The message that populists, whether right-wing or progressive, articulate is mistaken, but it does contain elements of truth. The "rich" did not capture all the income gains of the past 30 or so years, and economic mobility remains the rule rather than the exception. But there's no question that a sizeable percentage of Americans are not doing well and, as important, feel as if they have no control over how their lives turn out. Limiting the flow of people and goods over borders—economic nationalism—makes sense from this point of view. Such actions strongly imply a collective identity that will limit interest in individual rights, inciting yet more populist policies.

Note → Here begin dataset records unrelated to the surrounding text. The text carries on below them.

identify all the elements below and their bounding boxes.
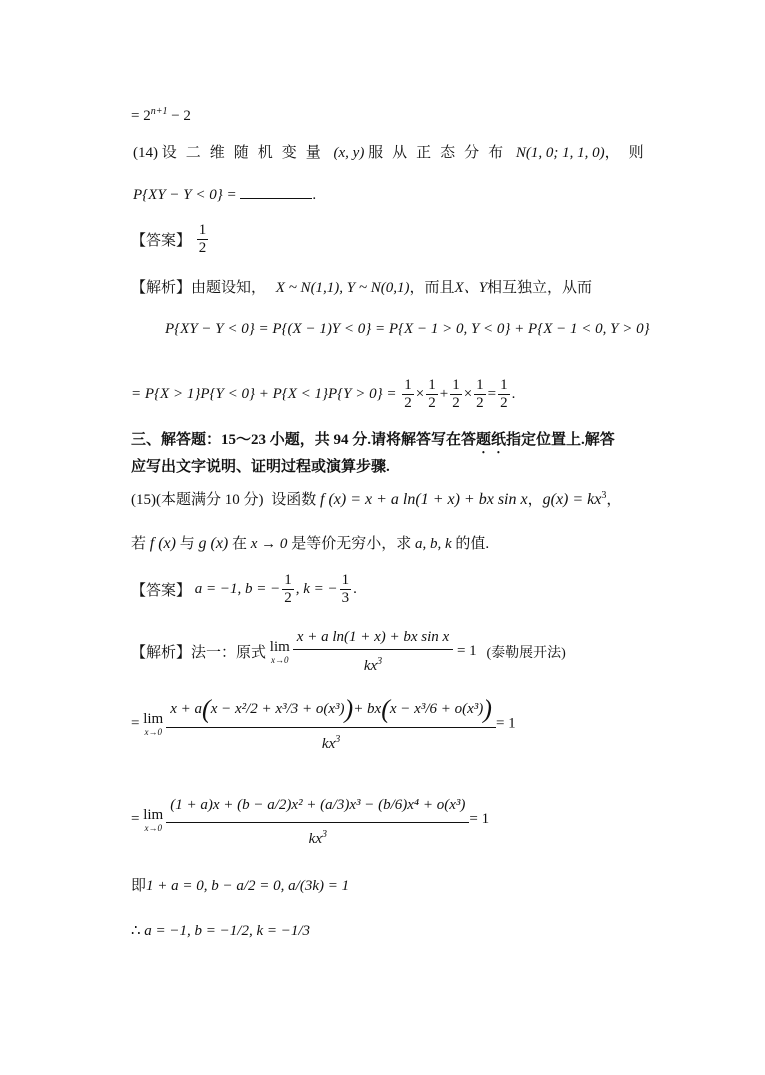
- q14-answer: [131, 222, 210, 257]
- times-sign: ×: [463, 386, 473, 402]
- section3-heading-line2: 应写出文字说明、证明过程或演算步骤.: [131, 459, 390, 475]
- lim-sub: x→0: [144, 726, 162, 737]
- limit-numerator: x + a ln(1 + x) + bx sin x: [293, 625, 453, 650]
- half-den: 2: [500, 395, 508, 411]
- result: a = −1, b = −1/2, k = −1/3: [144, 923, 311, 939]
- q15-f: f (x) = x + a ln(1 + x) + bx sin x: [320, 491, 528, 508]
- q14-number: (14): [133, 145, 158, 161]
- fraction-num: 1: [198, 222, 207, 238]
- step2-denominator: [166, 728, 496, 756]
- limit-operator: [143, 807, 163, 833]
- half-5: [498, 377, 510, 412]
- answer-b-frac: [282, 572, 294, 607]
- q15-number: (15): [131, 492, 156, 508]
- times-sign: ×: [415, 386, 425, 402]
- q14-end: .: [312, 187, 317, 203]
- conditions: 1 + a = 0, b − a/2 = 0, a/(3k) = 1: [146, 878, 350, 894]
- q15-l2-a: 若: [131, 536, 147, 552]
- q15-g-exp: 3: [601, 490, 607, 501]
- q13-tail-rest: − 2: [167, 108, 191, 124]
- analysis-text2: ，而且: [409, 280, 455, 296]
- half-den: 2: [404, 395, 412, 411]
- q14-statement: [133, 141, 653, 162]
- fraction-half: [197, 222, 209, 257]
- frac-num: 1: [284, 572, 292, 588]
- q15-l2-g: g (x): [198, 535, 229, 552]
- eq1: = 1: [456, 643, 477, 659]
- step2-fraction: [166, 692, 496, 756]
- limit-operator: [143, 711, 163, 737]
- q14-text3: ，则: [604, 145, 653, 161]
- step3-numerator: (1 + a)x + (b − a/2)x² + (a/3)x³ − (b/6)x⁴ + o(x³): [166, 788, 469, 823]
- den-exp: 3: [377, 656, 383, 667]
- den-text: kx: [363, 658, 378, 674]
- half-1: [402, 377, 414, 412]
- limit-denominator: [293, 650, 453, 678]
- step3-fraction: [166, 788, 469, 851]
- inner1: x − x²/2 + x³/3 + o(x³): [210, 701, 345, 717]
- q15-l2-lim: x → 0: [250, 536, 288, 552]
- den-exp: 3: [335, 733, 341, 745]
- section3-c: 题纸: [476, 432, 507, 448]
- lim-text: lim: [143, 710, 164, 727]
- paren-open: (: [202, 694, 211, 724]
- analysis-label: 【解析】: [131, 645, 192, 661]
- q14-dist: N(1, 0; 1, 1, 0): [515, 145, 605, 161]
- step2-eq: = 1: [495, 715, 516, 732]
- q15-conditions: [131, 874, 349, 895]
- q15-result: [131, 921, 310, 940]
- q14-text: 设二维随机变量: [161, 145, 330, 161]
- paren-close: ): [344, 694, 354, 724]
- q15-score: (本题满分 10 分): [156, 492, 264, 508]
- analysis-method: 法一：原式: [191, 645, 267, 661]
- q15-statement: [131, 488, 621, 509]
- half-num: 1: [476, 377, 484, 393]
- half-den: 2: [428, 395, 436, 411]
- analysis-xy: X、Y: [454, 280, 488, 296]
- half-num: 1: [452, 377, 460, 393]
- limit-fraction: [293, 625, 453, 678]
- answer-a: a = −1, b = −: [194, 581, 281, 597]
- q14-answer-blank: [240, 186, 312, 199]
- therefore-sign: ∴: [131, 923, 141, 939]
- q15-l2-b: 与: [179, 536, 195, 552]
- equals-sign: =: [487, 386, 497, 402]
- answer-label: 【答案】: [131, 583, 192, 599]
- answer-end: .: [353, 581, 357, 597]
- half-den: 2: [476, 395, 484, 411]
- q14-prob: P{XY − Y < 0} =: [133, 187, 237, 203]
- q14-analysis-line2: P{XY − Y < 0} = P{(X − 1)Y < 0} = P{X − 1 > 0, Y < 0} + P{X − 1 < 0, Y > 0}: [165, 321, 650, 337]
- analysis-dists: X ~ N(1,1), Y ~ N(0,1): [275, 280, 410, 296]
- q13-tail-equation: [131, 106, 191, 125]
- step3-eq: = 1: [469, 811, 490, 827]
- half-den: 2: [452, 395, 460, 411]
- q15-analysis-step2: [131, 692, 516, 756]
- fraction-den: 2: [198, 240, 207, 256]
- half-4: [474, 377, 486, 412]
- q15-statement-line2: [131, 532, 489, 553]
- answer-k-frac: [340, 572, 352, 607]
- paren-open: (: [381, 694, 390, 724]
- half-2: [426, 377, 438, 412]
- answer-k: , k = −: [295, 581, 338, 597]
- q15-text: 设函数: [271, 492, 317, 508]
- q15-comma: ，: [527, 492, 543, 508]
- q15-l2-d: 是等价无穷小，求: [291, 536, 412, 552]
- lim-sub: x→0: [271, 654, 289, 665]
- analysis-text: 由题设知，: [191, 280, 267, 296]
- half-num: 1: [404, 377, 412, 393]
- paren-close: ): [483, 694, 492, 724]
- half-num: 1: [500, 377, 508, 393]
- frac-den: 2: [284, 590, 292, 606]
- q14-probability: [133, 186, 316, 204]
- q14-analysis-line1: [131, 276, 592, 297]
- half-3: [450, 377, 462, 412]
- analysis-text3: 相互独立，从而: [487, 280, 593, 296]
- eq-sign: =: [131, 811, 140, 827]
- den-text: kx: [308, 831, 322, 847]
- frac-num: 1: [341, 572, 350, 588]
- answer-label: 【答案】: [131, 233, 192, 249]
- q13-tail-eq: = 2: [131, 108, 151, 124]
- num-a: x + a: [170, 701, 203, 717]
- q15-analysis-step3: [131, 788, 489, 851]
- step2-numerator: [166, 692, 496, 728]
- q13-tail-exp: n+1: [150, 106, 168, 117]
- q14-text2: 服从正态分布: [368, 145, 513, 161]
- section3-b: 请将解答写在答: [371, 432, 477, 448]
- analysis-label: 【解析】: [131, 280, 192, 296]
- lim-sub: x→0: [144, 822, 162, 833]
- section3-heading-line1: [131, 428, 615, 457]
- den-exp: 3: [321, 829, 327, 840]
- q15-end: ，: [606, 492, 622, 508]
- lim-text: lim: [143, 806, 164, 823]
- plus-sign: +: [439, 386, 449, 402]
- num-b: + bx: [353, 701, 382, 717]
- q15-answer: [131, 572, 357, 607]
- end-dot: .: [511, 386, 516, 402]
- den-text: kx: [321, 735, 336, 752]
- eq-sign: =: [131, 715, 140, 732]
- inner2: x − x³/6 + o(x³): [389, 701, 484, 717]
- taylor-note: (泰勒展开法): [486, 645, 566, 661]
- q14-var: (x, y): [333, 145, 365, 161]
- half-num: 1: [428, 377, 436, 393]
- frac-den: 3: [341, 590, 350, 606]
- section3-d: 指定位置上.解答: [506, 432, 615, 448]
- line3-prefix: = P{X > 1}P{Y < 0} + P{X < 1}P{Y > 0} =: [131, 386, 397, 402]
- q15-l2-e: 的值.: [455, 536, 490, 552]
- step3-denominator: [166, 823, 469, 851]
- section3-a: 三、解答题：15～23 小题，共 94 分.: [131, 432, 372, 448]
- q14-analysis-line3: [131, 377, 515, 412]
- q15-l2-c: 在: [232, 536, 248, 552]
- q15-analysis-line1: [131, 625, 566, 678]
- ji-text: 即: [131, 878, 147, 894]
- lim-text: lim: [269, 638, 290, 655]
- q15-l2-vars: a, b, k: [414, 536, 452, 552]
- q15-g: g(x) = kx: [542, 491, 602, 508]
- limit-operator: [270, 639, 290, 665]
- q15-l2-f: f (x): [149, 535, 176, 552]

Libertarians and others who believe in free movement and free trade need to acknowledge the emotions that undergird economic nationalism. We need to explain how we can build resilience into the system, and we need to explain the benefits of a globalized world—that, for example, cities that welcome immigrants experience increased wages and lower unemployment. We need to update our arguments about why individuals are ultimately more important than groups, and about why empowering individuals creates a richer, freer, and ultimately more socially cohesive world. We need to show that there is no inherent tension between being a citizen of the world and a proud son or daughter of one's country, region, and hometown. And we're going to have reach out to liberals, conservatives, and progressives who identify with freedom of movement as a moral right and economically superior.